A helpful tool in determining the value of radio advertising is a media and market research firm, Arbitron. This company provides helpful information about radio, television, and cable and advertising, including current trends in the radio advertising market. They are able to estimate the value of a target audience by coordinating listening estimates with data on how much business came from this group. These facts help them sell radio time by demonstrating how a company’s commercial growth was related to radio advertising.
Arbitron offers another tool called the Portable People Meter (PPM) that is carried by customers to measure consumer listening patterns. This method is used in the U.S., Europe, the Middle East, and other parts of the world to gather information. The results can then be used to identify target audiences for specific types of radio advertising. This is the first step for a business to take in deciding when and where to advertise their product on the radio. Additional information is found by following trends of which genres of music certain groups of people listen to on FM stations or AM talk shows.

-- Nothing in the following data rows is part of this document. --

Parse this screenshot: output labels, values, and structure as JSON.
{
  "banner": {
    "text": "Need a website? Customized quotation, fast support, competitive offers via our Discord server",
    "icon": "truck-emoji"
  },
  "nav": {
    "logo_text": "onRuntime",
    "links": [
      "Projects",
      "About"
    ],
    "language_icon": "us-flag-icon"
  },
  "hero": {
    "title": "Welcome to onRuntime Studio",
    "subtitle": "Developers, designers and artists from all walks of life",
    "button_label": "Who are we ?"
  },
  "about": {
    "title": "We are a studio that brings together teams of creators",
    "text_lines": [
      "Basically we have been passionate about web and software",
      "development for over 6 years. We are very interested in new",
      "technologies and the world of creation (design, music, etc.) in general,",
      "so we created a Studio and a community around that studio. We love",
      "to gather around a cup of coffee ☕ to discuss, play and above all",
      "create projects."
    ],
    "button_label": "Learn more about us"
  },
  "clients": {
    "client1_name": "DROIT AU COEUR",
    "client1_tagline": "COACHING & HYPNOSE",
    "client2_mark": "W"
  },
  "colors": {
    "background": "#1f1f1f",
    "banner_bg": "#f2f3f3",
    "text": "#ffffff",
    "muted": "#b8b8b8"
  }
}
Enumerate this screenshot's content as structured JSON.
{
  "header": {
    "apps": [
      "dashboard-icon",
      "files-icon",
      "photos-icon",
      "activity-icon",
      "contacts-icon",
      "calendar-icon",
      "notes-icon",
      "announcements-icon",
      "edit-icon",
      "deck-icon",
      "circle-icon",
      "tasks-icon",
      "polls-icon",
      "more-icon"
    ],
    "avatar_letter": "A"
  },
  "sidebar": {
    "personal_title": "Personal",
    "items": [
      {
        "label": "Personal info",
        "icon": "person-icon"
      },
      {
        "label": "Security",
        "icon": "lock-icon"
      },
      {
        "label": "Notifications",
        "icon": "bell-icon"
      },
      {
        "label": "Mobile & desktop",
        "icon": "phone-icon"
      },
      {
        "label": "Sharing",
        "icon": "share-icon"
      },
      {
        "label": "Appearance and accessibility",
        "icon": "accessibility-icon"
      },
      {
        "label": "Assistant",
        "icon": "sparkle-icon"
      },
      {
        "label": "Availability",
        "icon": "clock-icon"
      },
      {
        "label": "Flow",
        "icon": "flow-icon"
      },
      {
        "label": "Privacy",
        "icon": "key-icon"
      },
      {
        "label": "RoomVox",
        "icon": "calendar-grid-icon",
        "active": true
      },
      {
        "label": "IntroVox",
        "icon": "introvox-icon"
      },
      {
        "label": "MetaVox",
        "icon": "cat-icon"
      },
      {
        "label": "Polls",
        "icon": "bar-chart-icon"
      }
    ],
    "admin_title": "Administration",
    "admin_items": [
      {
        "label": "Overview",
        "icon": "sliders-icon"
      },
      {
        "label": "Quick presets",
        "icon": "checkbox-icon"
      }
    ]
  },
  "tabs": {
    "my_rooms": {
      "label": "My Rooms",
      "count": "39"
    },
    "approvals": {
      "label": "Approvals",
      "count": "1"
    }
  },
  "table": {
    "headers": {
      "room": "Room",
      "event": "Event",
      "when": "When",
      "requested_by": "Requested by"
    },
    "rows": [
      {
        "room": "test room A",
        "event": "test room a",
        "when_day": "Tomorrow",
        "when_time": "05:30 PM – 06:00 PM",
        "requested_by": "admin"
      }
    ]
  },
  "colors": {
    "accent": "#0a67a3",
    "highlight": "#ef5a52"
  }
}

AM/FM radio has competitors today with Internet stations, satellite radio, Internet jukebox such as Jango or Pandora, and many people listen to their MP3 player, iPod or iPhone rather than turning on the radio. Most people see radio advertising as a nuisance because it interrupts the music that they are listening to. In reality, advertising is necessary to keep stations on the air. Many of today’s Internet radio stations try to make their ads brief and to the point, much like those on public radio in an effort to get listeners to listen to their ads rather than turning the dial to another station.
The cost of radio advertising is very low compared to other media advertising. Television is extremely expensive at around $200,000 for a 30-second commercial during prime time, while radio is generally about $90 to $120 per week. The amount of online advertising has bypassed that spent on radio advertising as of 2007 when $21.7 million dollars were spent on online ads and only $20.4 million dollars on radio. In 2011, advertisers spent twice as much on online ads as those that were broadcast on the radio.
Radio is not going anywhere, and neither is radio advertising. It is an economical way to reach potential customers, and many small businesses have marketing budgets that can include this type of advertising.